Tre gruppi di lavoro, in date diverse, hanno puntato la loro riflessione sulla “Chiamata alla vita” come dono irrepetibile, originale, unico. Una simpatica introduzione animata rispettivamente da un portalettere, da una scenetta, da tre personaggi dell’AT e da Maria, la madre di Gesù, ha richiamato l’importanza del nome come elemento di riconoscimento, non solo, ma anche come prova tangibile dell’essere stati chiamati alla vita per viverla in pienezza secondo il modello perfetto che è Gesù. Le varie attività sono scaturite dalla lettura e dalla rielaborazione grafico-pittorica di brani scritturistici del libro di Samuele; in particolare abbiamo lavorato sull’episodio di Anna, la madre del futuro profeta, angosciata presso il tempio di Silo perché sterile, quindi in preghiera per ottenere un figlio, sull’episodio della nascita di Samuele e della sua permanenza al tempio di Silo dove ha incontrato il Signore che l’ha chiamato a servirlo come profeta, sui personaggi dell’AT che hanno risposto alla chiamata di Dio diventando fondamento del nuovo popolo e favorendo la nascita del Signore.
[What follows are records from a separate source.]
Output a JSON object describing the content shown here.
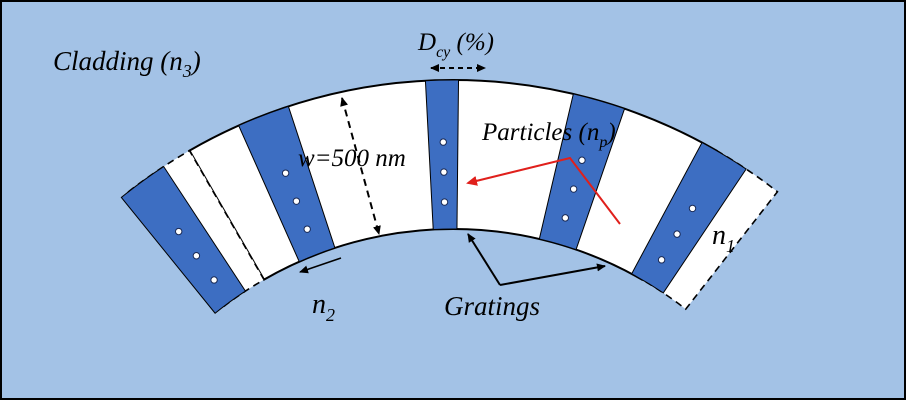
{
  "colors": {
    "cladding": "#a3c2e6",
    "core": "#ffffff",
    "grating": "#3d6ec2",
    "outline": "#000000",
    "pointer_red": "#e0201c",
    "frame_border": "#000000"
  },
  "labels": {
    "cladding": {
      "main": "Cladding (n",
      "sub": "3",
      "close": ")"
    },
    "duty_cycle": {
      "main": "D",
      "sub": "cy",
      "tail": " (%)"
    },
    "width": "w=500 nm",
    "particles": {
      "main": "Particles (n",
      "sub": "p",
      "close": ")"
    },
    "n1": {
      "main": "n",
      "sub": "1"
    },
    "n2": {
      "main": "n",
      "sub": "2"
    },
    "gratings": "Gratings"
  }
}
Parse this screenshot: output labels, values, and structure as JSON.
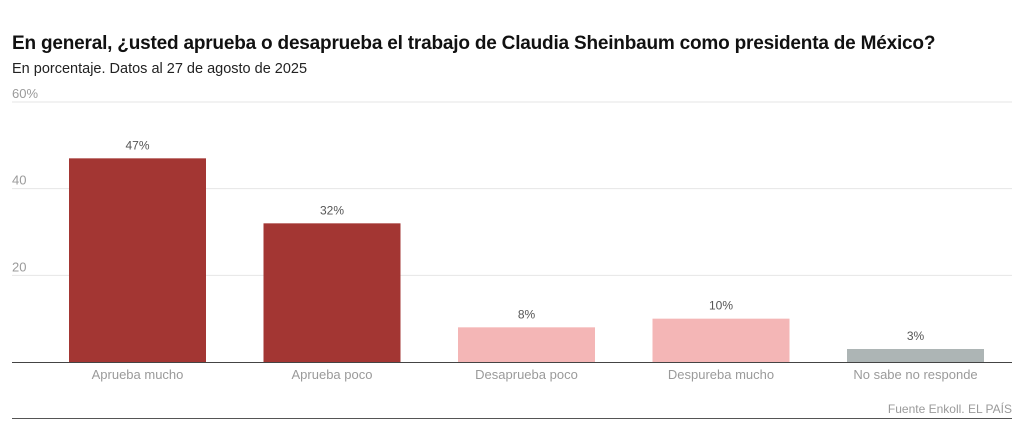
{
  "title": "En general, ¿usted aprueba o desaprueba el trabajo de Claudia Sheinbaum como presidenta de México?",
  "subtitle": "En porcentaje. Datos al 27 de agosto de 2025",
  "source": "Fuente Enkoll. EL PAÍS",
  "chart_data": {
    "type": "bar",
    "title": "En general, ¿usted aprueba o desaprueba el trabajo de Claudia Sheinbaum como presidenta de México?",
    "xlabel": "",
    "ylabel": "",
    "ylim": [
      0,
      60
    ],
    "yticks": [
      {
        "value": 60,
        "label": "60%"
      },
      {
        "value": 40,
        "label": "40"
      },
      {
        "value": 20,
        "label": "20"
      }
    ],
    "grid": true,
    "categories": [
      "Aprueba mucho",
      "Aprueba poco",
      "Desaprueba poco",
      "Despureba mucho",
      "No sabe no responde"
    ],
    "values": [
      47,
      32,
      8,
      10,
      3
    ],
    "data_labels": [
      "47%",
      "32%",
      "8%",
      "10%",
      "3%"
    ],
    "colors": [
      "#a33633",
      "#a33633",
      "#f4b6b6",
      "#f4b6b6",
      "#adb5b5"
    ]
  }
}
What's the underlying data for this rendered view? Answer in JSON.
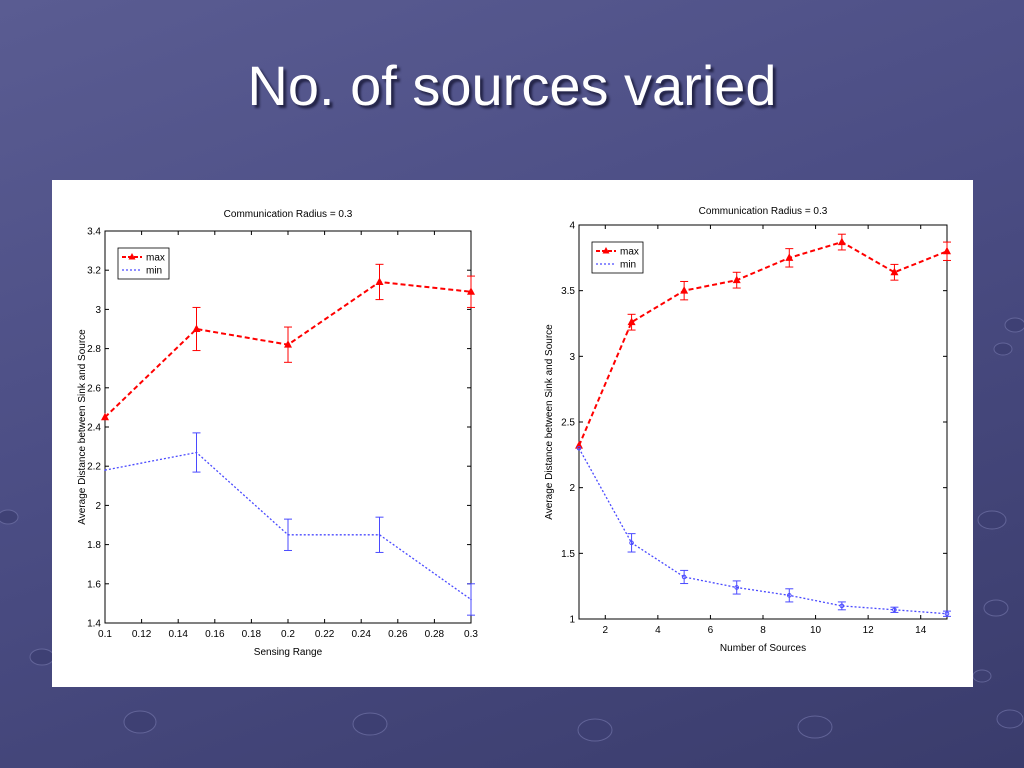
{
  "slide": {
    "title": "No. of sources varied"
  },
  "colors": {
    "max": "#ff0000",
    "min": "#4a4aff",
    "background": "#4b4d84"
  },
  "chart_data": [
    {
      "type": "line",
      "title": "Communication Radius  = 0.3",
      "xlabel": "Sensing Range",
      "ylabel": "Average Distance between Sink and Source",
      "xlim": [
        0.1,
        0.3
      ],
      "ylim": [
        1.4,
        3.4
      ],
      "xticks": [
        "0.1",
        "0.12",
        "0.14",
        "0.16",
        "0.18",
        "0.2",
        "0.22",
        "0.24",
        "0.26",
        "0.28",
        "0.3"
      ],
      "yticks": [
        "1.4",
        "1.6",
        "1.8",
        "2",
        "2.2",
        "2.4",
        "2.6",
        "2.8",
        "3",
        "3.2",
        "3.4"
      ],
      "grid": false,
      "legend_position": "top-left",
      "series": [
        {
          "name": "max",
          "marker": "triangle",
          "line": "dashed",
          "x": [
            0.1,
            0.15,
            0.2,
            0.25,
            0.3
          ],
          "y": [
            2.45,
            2.9,
            2.82,
            3.14,
            3.09
          ],
          "err": [
            0,
            0.11,
            0.09,
            0.09,
            0.08
          ]
        },
        {
          "name": "min",
          "marker": "none",
          "line": "dotted",
          "x": [
            0.1,
            0.15,
            0.2,
            0.25,
            0.3
          ],
          "y": [
            2.18,
            2.27,
            1.85,
            1.85,
            1.52
          ],
          "err": [
            0,
            0.1,
            0.08,
            0.09,
            0.08
          ]
        }
      ]
    },
    {
      "type": "line",
      "title": "Communication Radius  = 0.3",
      "xlabel": "Number of Sources",
      "ylabel": "Average Distance between Sink and Source",
      "xlim": [
        1,
        15
      ],
      "ylim": [
        1,
        4
      ],
      "xticks": [
        "2",
        "4",
        "6",
        "8",
        "10",
        "12",
        "14"
      ],
      "yticks": [
        "1",
        "1.5",
        "2",
        "2.5",
        "3",
        "3.5",
        "4"
      ],
      "grid": false,
      "legend_position": "top-left",
      "series": [
        {
          "name": "max",
          "marker": "triangle",
          "line": "dashed",
          "x": [
            1,
            3,
            5,
            7,
            9,
            11,
            13,
            15
          ],
          "y": [
            2.32,
            3.26,
            3.5,
            3.58,
            3.75,
            3.87,
            3.64,
            3.8
          ],
          "err": [
            0,
            0.06,
            0.07,
            0.06,
            0.07,
            0.06,
            0.06,
            0.07
          ]
        },
        {
          "name": "min",
          "marker": "circle",
          "line": "dotted",
          "x": [
            1,
            3,
            5,
            7,
            9,
            11,
            13,
            15
          ],
          "y": [
            2.3,
            1.58,
            1.32,
            1.24,
            1.18,
            1.1,
            1.07,
            1.04
          ],
          "err": [
            0,
            0.07,
            0.05,
            0.05,
            0.05,
            0.03,
            0.02,
            0.02
          ]
        }
      ]
    }
  ]
}
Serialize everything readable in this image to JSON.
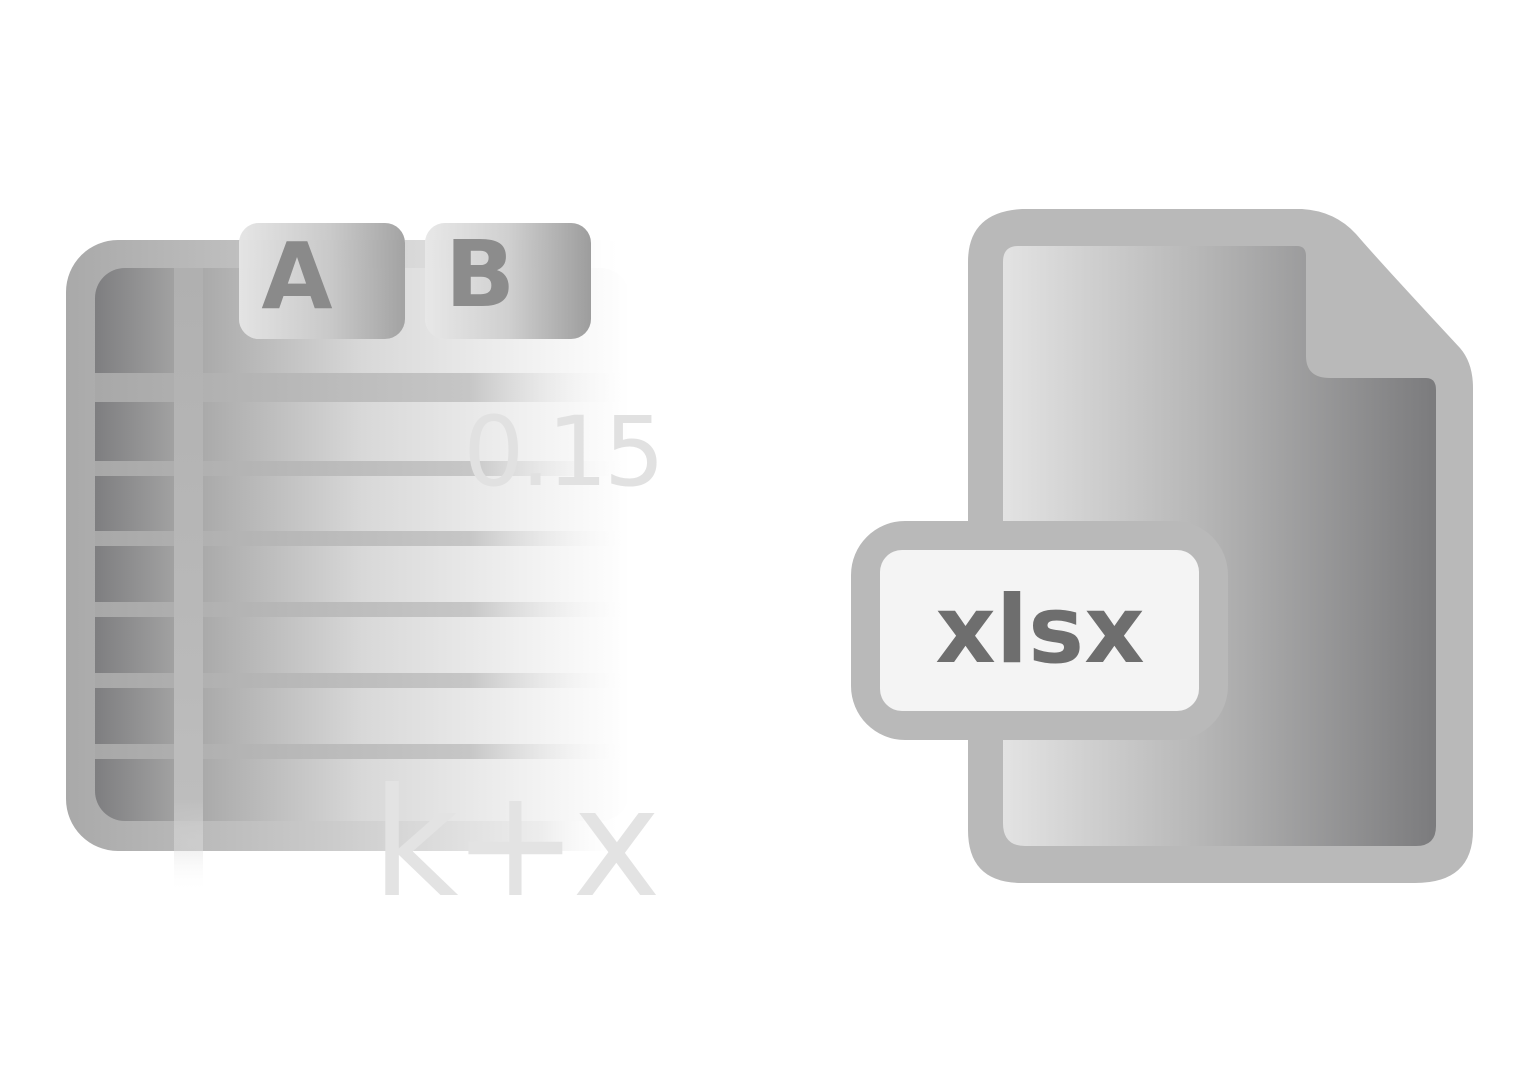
{
  "spreadsheet_icon": {
    "column_headers": [
      "A",
      "B"
    ],
    "cell_value": "0.15",
    "formula_text": "k+x"
  },
  "file_icon": {
    "extension_label": "xlsx"
  },
  "colors": {
    "background": "#ffffff",
    "frame_gray": "#b8b8b8",
    "dark_gray": "#7a7a7a",
    "light_gray": "#e2e2e2",
    "label_fill": "#f4f4f4",
    "label_text": "#6e6e6e",
    "watermark_text": "#dedede"
  }
}
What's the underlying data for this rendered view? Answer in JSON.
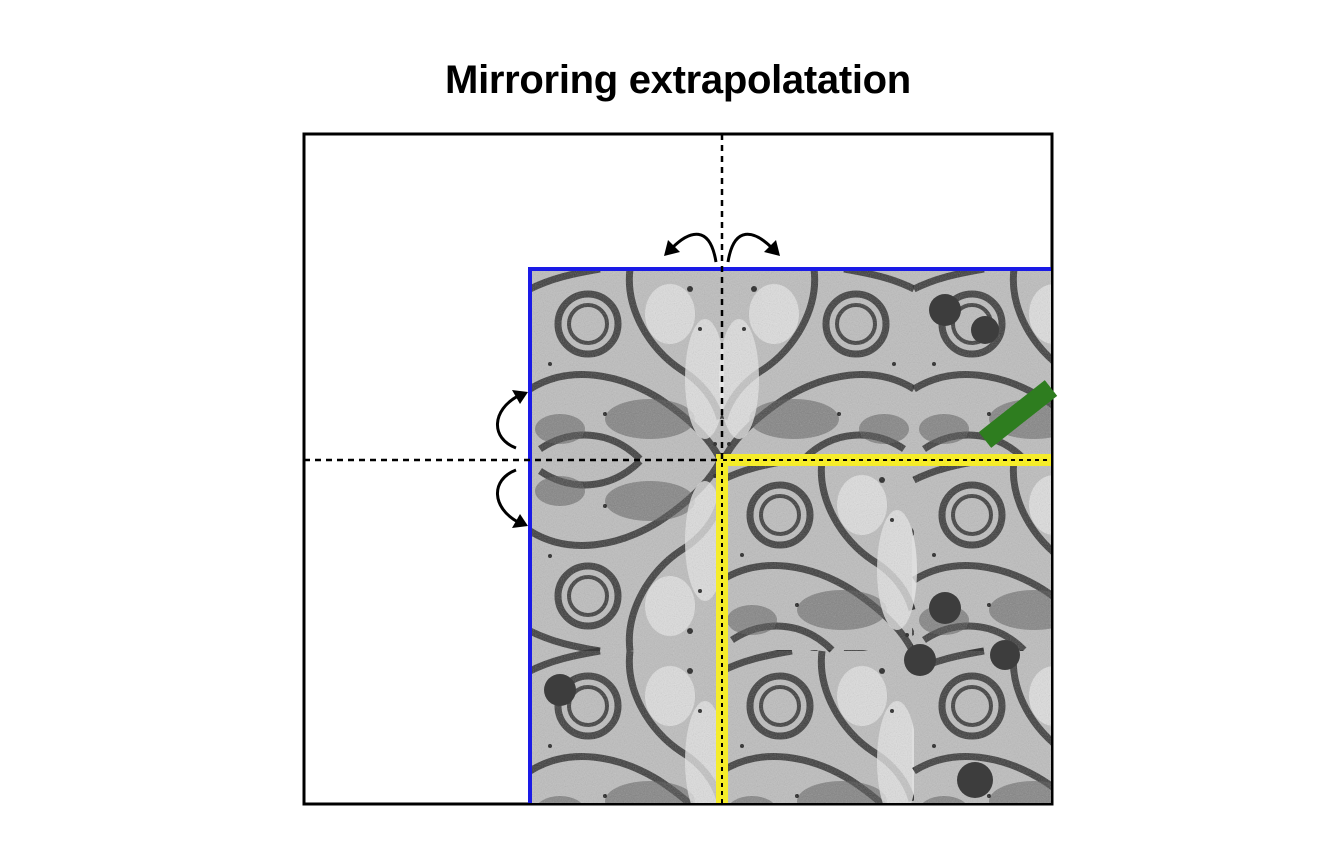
{
  "title": "Mirroring extrapolatation",
  "colors": {
    "image_border": "#1a1ae6",
    "original_region": "#f5ec2a",
    "marker": "#2e7d1f",
    "frame": "#000000"
  },
  "elements": {
    "outer_frame": "canvas-frame",
    "image_region": "mirrored-em-image",
    "original_tile": "original-image-region",
    "arrows": [
      "flip-arrow-top-left",
      "flip-arrow-top-right",
      "flip-arrow-left-up",
      "flip-arrow-left-down"
    ],
    "axes": [
      "vertical-mirror-axis",
      "horizontal-mirror-axis"
    ]
  }
}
Spontanee e significative le preghiere dei bambini intervallate da canti natalizi e da ritornelli appropriati. Il dono di una simpatica cornice di carta colorata con l’immagine di una grande mano che sostiene e riscalda un pupazzetto evidentemente contento di stare al caldo di quella mano (la mano di Dio), ha reso felici i bambini…E le maestre con loro!